Kontum is an inland town known for its indigenous Polynesian population. People in town clearly weren’t used to seeing many western tourists, and there was a lot of staring and pointing. In India there was also this aspect of people staring, but for some reason in Vietnam it felt more intense, maybe because I was alone this time and not with Joe, or because there were fewer people around. I can’t imagine, anywhere in the US (hopefully), someone from anywhere in the world walking into a restaurant and being stared at, not because it’s considered impolite or rude, but because we’re such a diverse country.

Sunset stroll in Kontum

In Kontum there were a few touristy things to see, but I felt like crashing. The long days of riding were catching up to me. The trip to Kontum had been easy riding, and I’d arrived around sunset. I went out for a short walk on a road under construction, along a valley of rice paddies backed by mountains in the distance. I walked past groups of children who would tentatively come up and say a few of the English phrases they learned in school before laughing and running away.

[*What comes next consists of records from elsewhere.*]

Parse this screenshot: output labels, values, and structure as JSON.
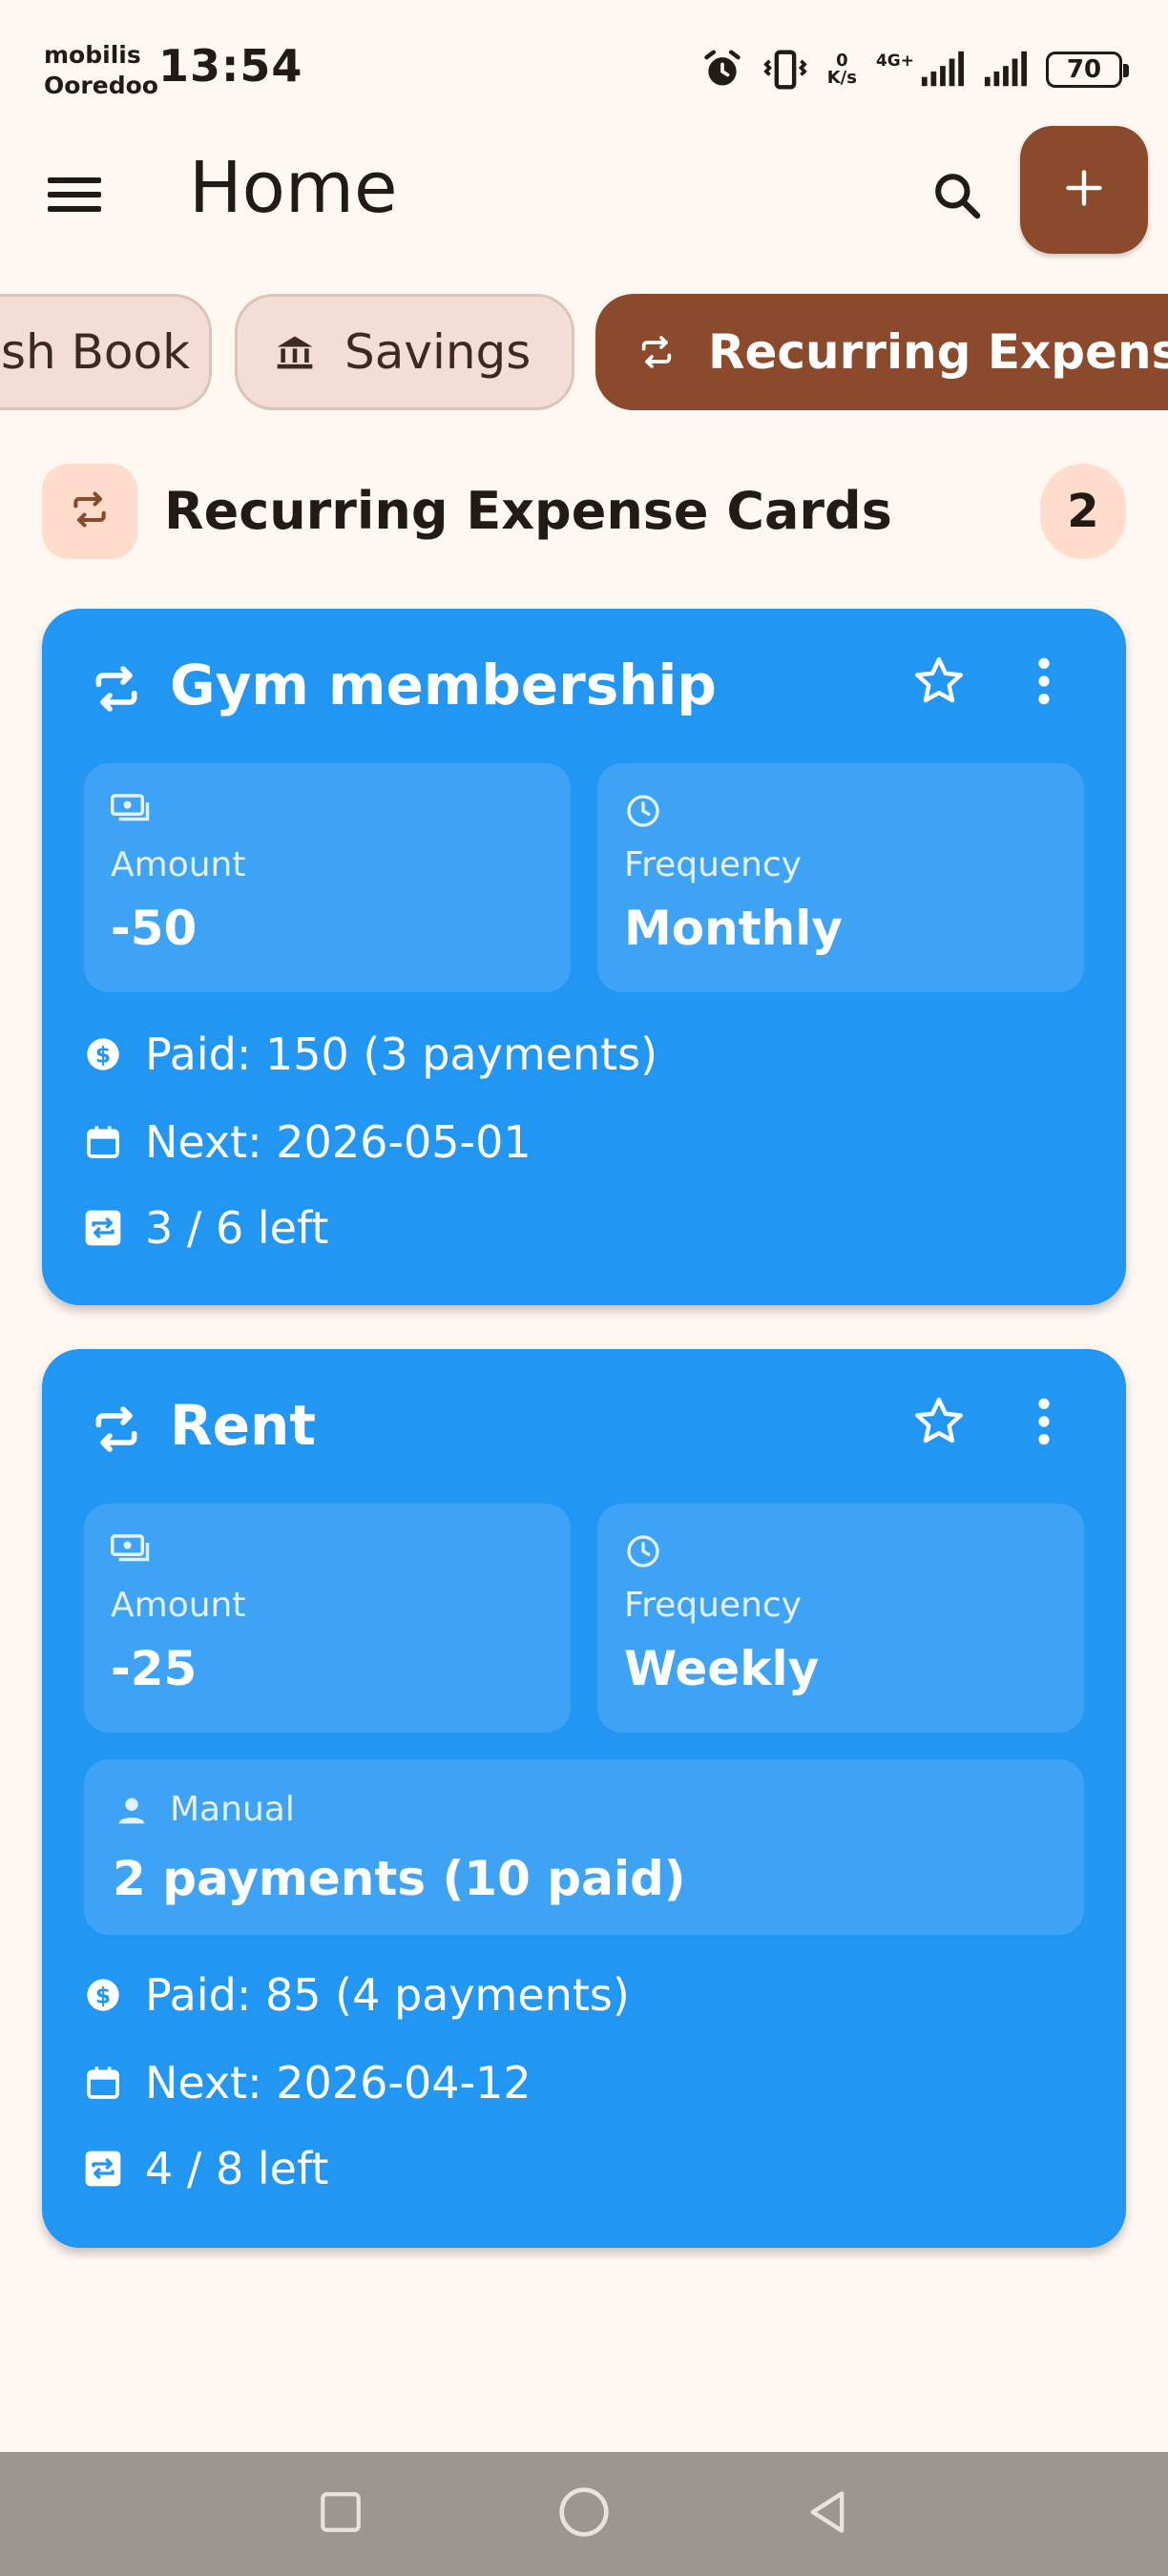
{
  "status_bar": {
    "carrier_line1": "mobilis",
    "carrier_line2": "Ooredoo",
    "time": "13:54",
    "net_speed_value": "0",
    "net_speed_unit": "K/s",
    "network_type": "4G+",
    "battery_level": "70"
  },
  "app_bar": {
    "title": "Home",
    "icons": {
      "menu": "menu-icon",
      "search": "search-icon",
      "add": "plus-icon"
    }
  },
  "tabs": [
    {
      "label": "sh Book",
      "selected": false
    },
    {
      "label": "Savings",
      "icon": "bank-icon",
      "selected": false
    },
    {
      "label": "Recurring Expense",
      "icon": "repeat-icon",
      "selected": true
    }
  ],
  "section": {
    "title": "Recurring Expense Cards",
    "count": "2"
  },
  "cards": [
    {
      "title": "Gym membership",
      "amount_label": "Amount",
      "amount": "-50",
      "frequency_label": "Frequency",
      "frequency": "Monthly",
      "paid": "Paid: 150 (3 payments)",
      "next": "Next: 2026-05-01",
      "left": "3 / 6 left"
    },
    {
      "title": "Rent",
      "amount_label": "Amount",
      "amount": "-25",
      "frequency_label": "Frequency",
      "frequency": "Weekly",
      "manual_label": "Manual",
      "manual_value": "2 payments (10 paid)",
      "paid": "Paid: 85 (4 payments)",
      "next": "Next: 2026-04-12",
      "left": "4 / 8 left"
    }
  ],
  "colors": {
    "background": "#FFF7F2",
    "primary": "#8B4A2B",
    "card": "#2196F3",
    "tile": "#3FA3F5",
    "chip": "#F3DDD4",
    "badge": "#FFDCCB",
    "nav_bar": "#9B9690"
  }
}
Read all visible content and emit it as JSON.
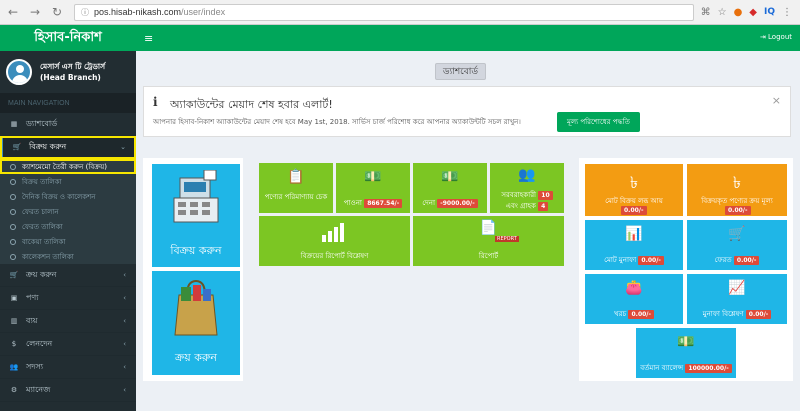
{
  "browser": {
    "url_host": "pos.hisab-nikash.com",
    "url_path": "/user/index",
    "ext_iq": "IQ"
  },
  "sidebar": {
    "logo": "হিসাব-নিকাশ",
    "user_name": "মেসার্স এস টি ট্রেডার্স",
    "user_branch": "(Head Branch)",
    "nav_header": "MAIN NAVIGATION",
    "dashboard": "ড্যাশবোর্ড",
    "sell": "বিক্রয় করুন",
    "sub_items": [
      "ক্যাশমেমো তৈরী করুন (বিক্রয়)",
      "বিক্রয় তালিকা",
      "দৈনিক বিক্রয় ও কালেকশন",
      "ফেরত চালান",
      "ফেরত তালিকা",
      "বাকেয়া তালিকা",
      "কালেকশন তালিকা"
    ],
    "menu_items": [
      "ক্রয় করুন",
      "পণ্য",
      "ব্যয়",
      "লেনদেন",
      "সদস্য",
      "ম্যানেজ"
    ]
  },
  "topbar": {
    "logout": "Logout"
  },
  "content": {
    "page_title": "ড্যাশবোর্ড",
    "alert_title": "অ্যাকাউন্টের মেয়াদ শেষ হবার এলার্ট!",
    "alert_msg": "আপনার হিসাব-নিকাশ অ্যাকাউন্টের মেয়াদ শেষ হবে May 1st, 2018. সার্ভিস চার্জ পরিশোধ করে আপনার অ্যাকাউন্টটি সচল রাখুন।",
    "alert_button": "মূল্য পরিশোধের পদ্ধতি",
    "alert_close": "×"
  },
  "tiles": {
    "sell_big": "বিক্রয় করুন",
    "buy_big": "ক্রয় করুন",
    "product_check": "পণ্যের পরিমাণ্যায় চেক",
    "receivable": "পাওনা",
    "receivable_value": "8667.54/-",
    "payable": "দেনা",
    "payable_value": "-9000.00/-",
    "supplier": "সরবরাহকারী",
    "supplier_count": "10",
    "and": "এবং গ্রাহক",
    "customer_count": "4",
    "sales_report_analysis": "বিক্রয়ের রিপোর্ট বিশ্লেষণ",
    "report": "রিপোর্ট",
    "report_badge": "REPORT",
    "total_sales_income": "মোট বিক্রয় লব্ধ আয়",
    "total_sales_income_value": "0.00/-",
    "sold_goods_cost": "বিক্রয়কৃত পণ্যের ক্রয় মূল্য",
    "sold_goods_cost_value": "0.00/-",
    "total_profit": "মোট মুনাফা",
    "total_profit_value": "0.00/-",
    "returns": "ফেরত",
    "returns_value": "0.00/-",
    "expense": "খরচ",
    "expense_value": "0.00/-",
    "profit_analysis": "মুনাফা বিশ্লেষণ",
    "profit_analysis_value": "0.00/-",
    "current_balance": "বর্তমান ব্যালেন্স",
    "current_balance_value": "100000.00/-"
  },
  "colors": {
    "green_header": "#00a65a",
    "sidebar_bg": "#222d32",
    "tile_green": "#7cc623",
    "tile_blue": "#1fb6e7",
    "tile_orange": "#f39c12",
    "highlight_yellow": "#f7e600"
  }
}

The next day, I went to see the local village. The people here came from Polynesia, and I’m not too familiar with the history, but they’ve clearly retained a lot of there Polynesian identity. I stood in a wide river at the base of the village for a while, watching kids play and enjoying the scenery. Life is simple here, or at least that’s how it looks from the outside. People seem to spend the majority of their time surrounded by friends and loved ones, living in the moment.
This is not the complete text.